Saat ini mereka sedang duduk di pelataran masjid. Lebih tepatnya Annisa yang meminta untuk duduk-duduk sebentar, ia bahagia karena Rindu mau menuruti permintaannya dan ditambah teman-temannya juga ikut serta.
"Kalian teman sekelas Rindu?" Annisa mulai membuka percakapan setelah sebelumnya ia hanya diam memperhatikan interaksi mantunya dengan para sahabatnya.
"Iya Tan, kita teman sekelas. Kalo boleh tau, Tante ini siapanya Rindu?" Amanda tersenyum ramah kepada Annisa yang menurutnya wanita paruh baya yang sangat cantik. Meksipun wajahnya tidak lagi muda, tapi kecantikannya masih terpancar alami tanpa adanya make up tebal, "soalnya tadi Rindu bilang kalo mau dateng ke kajian sama bundanya, tapi ternyata sama Tante."

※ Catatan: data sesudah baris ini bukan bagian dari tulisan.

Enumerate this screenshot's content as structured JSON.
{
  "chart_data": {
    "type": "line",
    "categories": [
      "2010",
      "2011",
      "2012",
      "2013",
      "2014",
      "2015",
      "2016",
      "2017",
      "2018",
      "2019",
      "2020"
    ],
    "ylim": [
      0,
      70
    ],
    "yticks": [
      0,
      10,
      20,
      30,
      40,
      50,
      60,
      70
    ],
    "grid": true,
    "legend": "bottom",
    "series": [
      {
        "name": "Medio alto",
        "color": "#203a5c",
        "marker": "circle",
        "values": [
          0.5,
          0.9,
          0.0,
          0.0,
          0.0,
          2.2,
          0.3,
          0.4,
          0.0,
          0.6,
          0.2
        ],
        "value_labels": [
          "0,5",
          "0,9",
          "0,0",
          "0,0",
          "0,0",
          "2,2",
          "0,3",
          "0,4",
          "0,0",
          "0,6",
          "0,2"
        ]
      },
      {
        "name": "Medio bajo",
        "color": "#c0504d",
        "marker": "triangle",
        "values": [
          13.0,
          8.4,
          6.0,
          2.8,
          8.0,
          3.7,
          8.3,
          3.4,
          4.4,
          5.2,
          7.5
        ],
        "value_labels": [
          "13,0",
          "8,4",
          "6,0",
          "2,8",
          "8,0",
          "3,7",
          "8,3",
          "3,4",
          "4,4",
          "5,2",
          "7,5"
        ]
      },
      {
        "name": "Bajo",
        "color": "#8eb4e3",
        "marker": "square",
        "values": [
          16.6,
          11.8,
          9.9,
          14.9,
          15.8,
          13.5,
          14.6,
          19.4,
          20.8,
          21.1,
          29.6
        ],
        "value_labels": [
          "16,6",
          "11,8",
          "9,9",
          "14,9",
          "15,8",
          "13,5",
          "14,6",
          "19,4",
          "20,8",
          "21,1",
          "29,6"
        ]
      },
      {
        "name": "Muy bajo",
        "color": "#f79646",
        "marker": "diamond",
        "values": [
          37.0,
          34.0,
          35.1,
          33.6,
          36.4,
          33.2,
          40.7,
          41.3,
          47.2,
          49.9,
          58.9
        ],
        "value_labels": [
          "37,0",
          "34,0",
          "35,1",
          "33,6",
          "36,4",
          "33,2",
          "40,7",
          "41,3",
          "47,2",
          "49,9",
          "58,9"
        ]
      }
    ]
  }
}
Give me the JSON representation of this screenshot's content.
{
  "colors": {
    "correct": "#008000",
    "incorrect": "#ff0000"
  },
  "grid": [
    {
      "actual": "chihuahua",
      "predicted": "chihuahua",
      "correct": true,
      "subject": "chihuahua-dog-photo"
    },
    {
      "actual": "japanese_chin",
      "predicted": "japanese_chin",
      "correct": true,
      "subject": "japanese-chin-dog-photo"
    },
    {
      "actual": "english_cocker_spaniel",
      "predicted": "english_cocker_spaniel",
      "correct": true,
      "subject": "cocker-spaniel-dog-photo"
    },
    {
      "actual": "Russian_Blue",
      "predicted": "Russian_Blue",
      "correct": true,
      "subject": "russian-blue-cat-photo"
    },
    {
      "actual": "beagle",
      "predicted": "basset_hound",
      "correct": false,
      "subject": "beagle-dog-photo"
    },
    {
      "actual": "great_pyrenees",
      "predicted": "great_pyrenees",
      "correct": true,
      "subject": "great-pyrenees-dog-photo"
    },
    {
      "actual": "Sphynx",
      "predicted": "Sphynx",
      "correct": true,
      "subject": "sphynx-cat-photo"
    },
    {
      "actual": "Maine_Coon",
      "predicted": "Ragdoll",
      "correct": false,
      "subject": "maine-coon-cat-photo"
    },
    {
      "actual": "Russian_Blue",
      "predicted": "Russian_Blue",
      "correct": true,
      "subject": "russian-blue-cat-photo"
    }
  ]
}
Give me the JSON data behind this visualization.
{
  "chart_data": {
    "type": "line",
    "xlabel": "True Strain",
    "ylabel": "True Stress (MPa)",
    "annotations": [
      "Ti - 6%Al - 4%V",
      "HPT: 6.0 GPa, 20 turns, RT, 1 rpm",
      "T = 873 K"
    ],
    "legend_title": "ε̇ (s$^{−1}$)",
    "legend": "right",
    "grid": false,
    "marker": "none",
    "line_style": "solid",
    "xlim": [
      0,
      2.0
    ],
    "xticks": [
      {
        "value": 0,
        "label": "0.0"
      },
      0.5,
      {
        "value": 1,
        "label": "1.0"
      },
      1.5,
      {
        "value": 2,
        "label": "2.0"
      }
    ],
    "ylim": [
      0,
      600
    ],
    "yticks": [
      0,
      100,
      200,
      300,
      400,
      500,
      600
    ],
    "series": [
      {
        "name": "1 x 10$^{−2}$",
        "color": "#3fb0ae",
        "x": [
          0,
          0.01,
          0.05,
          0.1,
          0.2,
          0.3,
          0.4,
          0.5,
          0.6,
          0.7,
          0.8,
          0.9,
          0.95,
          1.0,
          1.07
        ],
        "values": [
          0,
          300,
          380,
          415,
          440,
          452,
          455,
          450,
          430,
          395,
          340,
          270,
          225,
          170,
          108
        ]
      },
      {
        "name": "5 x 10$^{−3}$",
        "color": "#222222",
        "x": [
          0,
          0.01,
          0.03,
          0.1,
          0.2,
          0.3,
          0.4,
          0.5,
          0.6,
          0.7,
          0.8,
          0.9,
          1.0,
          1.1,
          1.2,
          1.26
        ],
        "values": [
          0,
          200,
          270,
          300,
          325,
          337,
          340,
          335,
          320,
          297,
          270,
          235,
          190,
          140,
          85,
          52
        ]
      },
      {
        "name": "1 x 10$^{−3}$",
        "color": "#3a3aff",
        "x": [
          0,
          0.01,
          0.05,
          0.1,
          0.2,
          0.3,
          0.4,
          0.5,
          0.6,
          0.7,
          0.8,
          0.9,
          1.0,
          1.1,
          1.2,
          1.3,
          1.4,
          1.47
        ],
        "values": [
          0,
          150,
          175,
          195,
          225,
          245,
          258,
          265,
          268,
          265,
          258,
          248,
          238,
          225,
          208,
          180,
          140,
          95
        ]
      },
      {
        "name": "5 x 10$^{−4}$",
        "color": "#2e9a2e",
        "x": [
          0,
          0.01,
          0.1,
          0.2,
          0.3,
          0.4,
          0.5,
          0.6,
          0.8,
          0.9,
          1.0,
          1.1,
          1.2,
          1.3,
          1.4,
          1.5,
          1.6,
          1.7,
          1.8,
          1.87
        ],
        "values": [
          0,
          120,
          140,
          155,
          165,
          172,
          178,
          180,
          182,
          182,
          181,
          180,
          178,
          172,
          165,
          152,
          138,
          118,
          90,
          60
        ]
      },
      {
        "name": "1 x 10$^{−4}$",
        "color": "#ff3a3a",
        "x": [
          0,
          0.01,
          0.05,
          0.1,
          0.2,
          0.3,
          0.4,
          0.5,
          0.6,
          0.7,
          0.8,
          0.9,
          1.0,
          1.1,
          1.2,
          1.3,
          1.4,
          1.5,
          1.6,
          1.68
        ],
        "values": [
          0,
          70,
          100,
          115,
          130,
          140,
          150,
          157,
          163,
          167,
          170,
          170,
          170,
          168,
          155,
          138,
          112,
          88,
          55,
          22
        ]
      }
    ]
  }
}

Rindu menatap cemas Annisa yang menatapnya sekilas. Semoga saja Mamanya itu tidak mengatakan kebenarannya, bisa mati berdiri dirinya.
"Saya teman bundanya Rindu, karena aslinya saya yang mengajak Rindu datang."
"Tuh kan bohong lagi," gumam Zahra melirik sinis Rindu.
"Gimana sekolah kalian? Katanya tadi pulang lebih awal ya?" Annisa mencoba mengalihkan topik. Ia tau jika pembahasan tadi tidak akan aman untuk pernikahan anaknya dan Rindu.
"Iya, tadi pulang cepet Tan," Amanda menatap Rindu yang sendari tadi diam. Ia merasa jika temannya itu sedang berlagak menjadi gadis pendiam.
"Gimana sekolah disana? Enak gak? Guru-gurunya gimana? Baik-baik?" Annisa mencoba memancing teman-teman menantunya agar membicarakan bagaimana Melvin mengajar, karena selama ini ia tidak pernah tau secara rinci bagaimana putranya memperlakukan anak didiknya dengan wajah yang tidak pernah tersenyum itu.
"Baik kok Tan, cuma ada beberapa guru aja yang terlalu tegang." Kali ini Zahra yang membuka suaranya, ia juga merasakan jika perilaku Rindu sedikit berbeda. Gadis itu sendari tadi hanya diam.
"Terlalu tengang gimana?"
"Di sekolah, ada guru yang tegang banget wajahnya! Kayak semua beban hidup itu ada di pundaknya!" Rindu membulatkan matanya menatap Putri yang sedang menikmati roti. Meksipun gadis itu tidak menyebutkan nama, tapi Rindu tau betul siapa orang yang Putri maksud.
"Kalo boleh Tante tau, siapa namanya? Emangnya dia setegang apa, sampai kalian kayaknya greget banget?" Rindu menggelengkan kepala pelan melihat Annisa yang malah memancing teman-temannya untuk kembali bersuara.
"Namanya pak Melvin! Dia selalu menghukum Rindu, bener kan Rin?" Tangan Rindu sudah gatal ingin mencakar wajah Putri yang menampakkan kepolosannya.
"Bener yang dikatakan Putri Rin?" Annisa menoleh ke arah Rindu yang sudah tegang menghadapi situasi yang mulai bahaya.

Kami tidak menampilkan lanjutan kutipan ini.